Possibly. There's much worse -I don't believe write order is presrved
in any sense through the kernel raid layers, so journalling file
systems would corrupt on their own, even working perfectly (I may be
wrong, but I have examined the code and not seen anything that maintains
ordering - remember that requests to the raid device are marshalled and
copied to slave devices before being acked, but this is at an
individual level, and there is nothing to say that the requests cannot
arrive at the slaves out of order).
> > > When power is restored there will be an inconsistency.
> >
> > Yep. Or not.
>
> If power was lost at the wrong time, there will be an
> inconsistency. But of course if the raid is marked dirty
> and an unclean shutdown results in a recalculation of all
> parity sectors, the inconsistency would be fixed. So what
> does the system do? Doesn't trust any parity sectors until
> recalculation have completed? That means any read/write
> would have to be done the hard way. Or does it keep track
> of how far it have recalculated and just avoid parities
> above that?
If you break a raid system before parity recalculation is complete, it
is very nicely broken indeed. At that point what to do is largely up to
you, the admin.
> > > Does anyone here know how raid5 (and raid1) prevents
> > > this from causing data loss?
> >
> > Yes - everyone does. It doesn't. RAID isn't magic. It only prevents
> > certain sorts of data loss, not all sorts.
>
> Of course I know that. What I'm talking about is only
> those errors that could potentially happen with a raid
> system, that wouldn't have happened without.

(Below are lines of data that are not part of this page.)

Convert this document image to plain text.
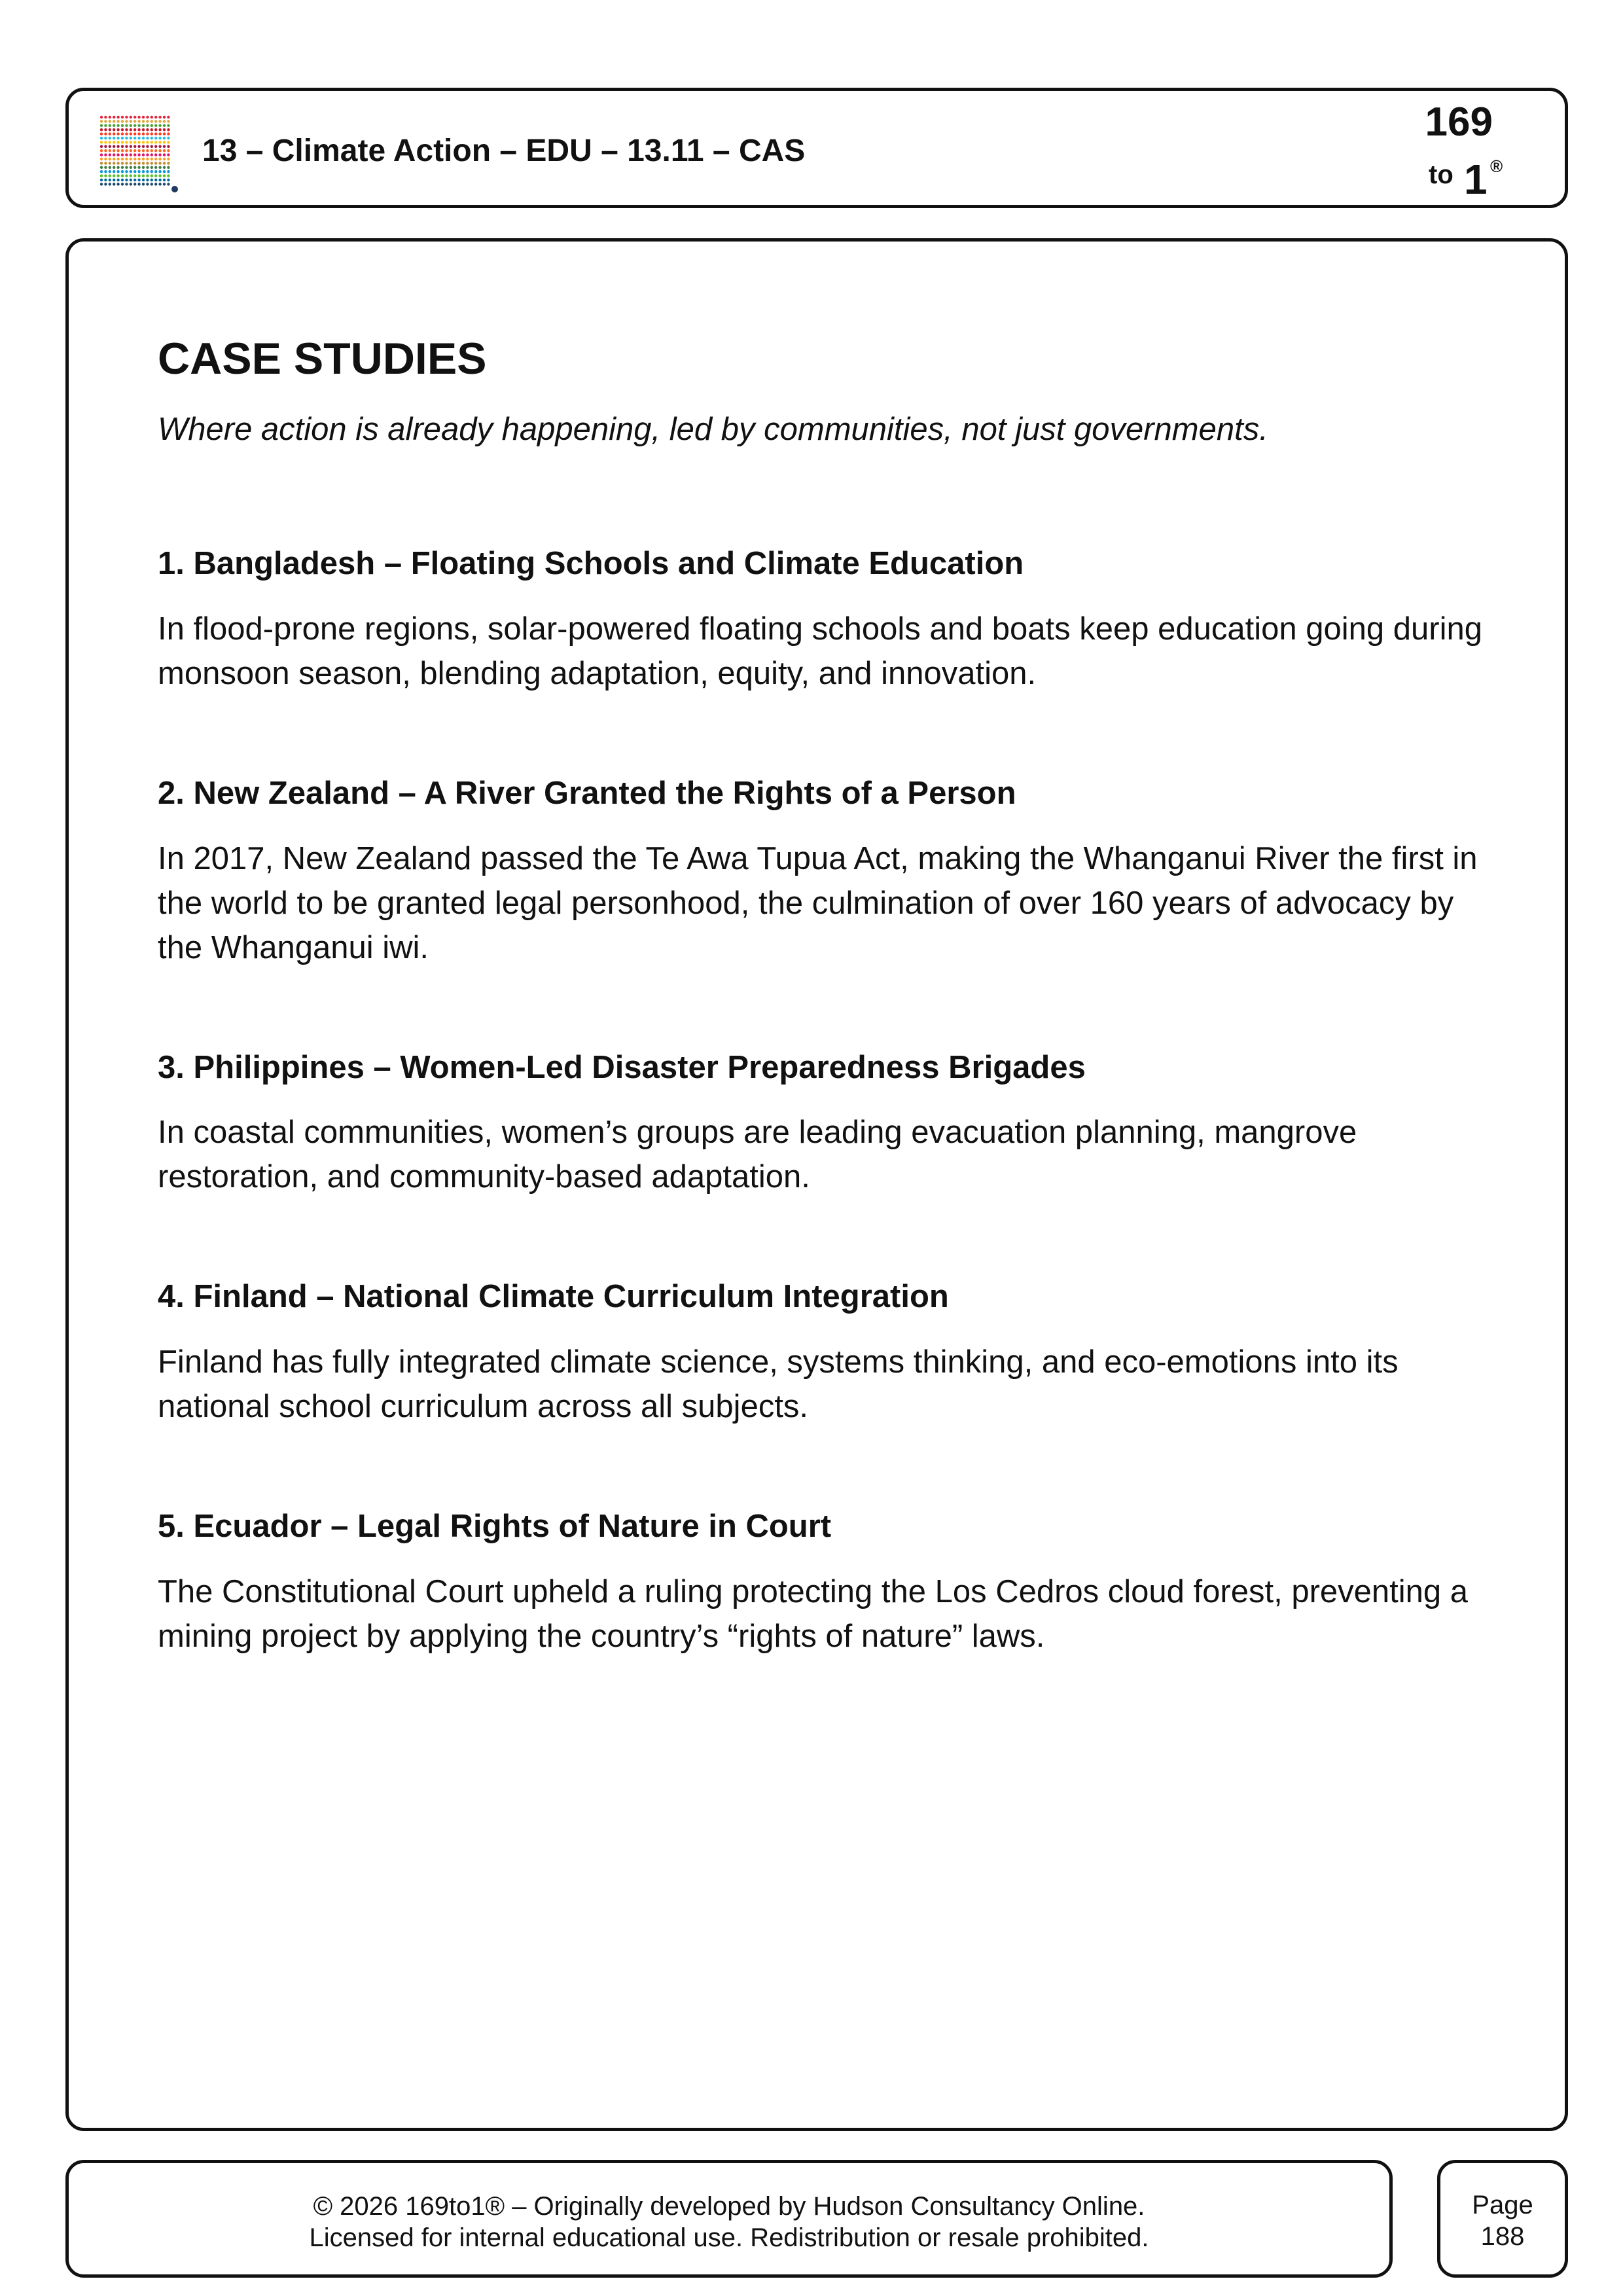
13 – Climate Action – EDU – 13.11 – CAS
169
to 1 ®
CASE STUDIES
Where action is already happening, led by communities, not just governments.
1. Bangladesh – Floating Schools and Climate Education
In flood-prone regions, solar-powered floating schools and boats keep education going during monsoon season, blending adaptation, equity, and innovation.
2. New Zealand – A River Granted the Rights of a Person
In 2017, New Zealand passed the Te Awa Tupua Act, making the Whanganui River the first in the world to be granted legal personhood, the culmination of over 160 years of advocacy by the Whanganui iwi.
3. Philippines – Women-Led Disaster Preparedness Brigades
In coastal communities, women’s groups are leading evacuation planning, mangrove restoration, and community-based adaptation.
4. Finland – National Climate Curriculum Integration
Finland has fully integrated climate science, systems thinking, and eco-emotions into its national school curriculum across all subjects.
5. Ecuador – Legal Rights of Nature in Court
The Constitutional Court upheld a ruling protecting the Los Cedros cloud forest, preventing a mining project by applying the country’s “rights of nature” laws.
© 2026 169to1® – Originally developed by Hudson Consultancy Online.
Licensed for internal educational use. Redistribution or resale prohibited.
Page
188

Well, you mean raid creating a confusion, because it has two sources of
data? Yes, you can now corrupt the corroboratative data as well as the
data. But that's only 50% more danger over the danger of data corruption
alone (3 disks), and you can now expect to lose a whole disk without data
loss if you don't hit that one unlucky moment. The unlucky moment is
50% more likely, but it was only a 1000:1 chance anyway! And the risk
of losing one of two disks is something like 50% per year!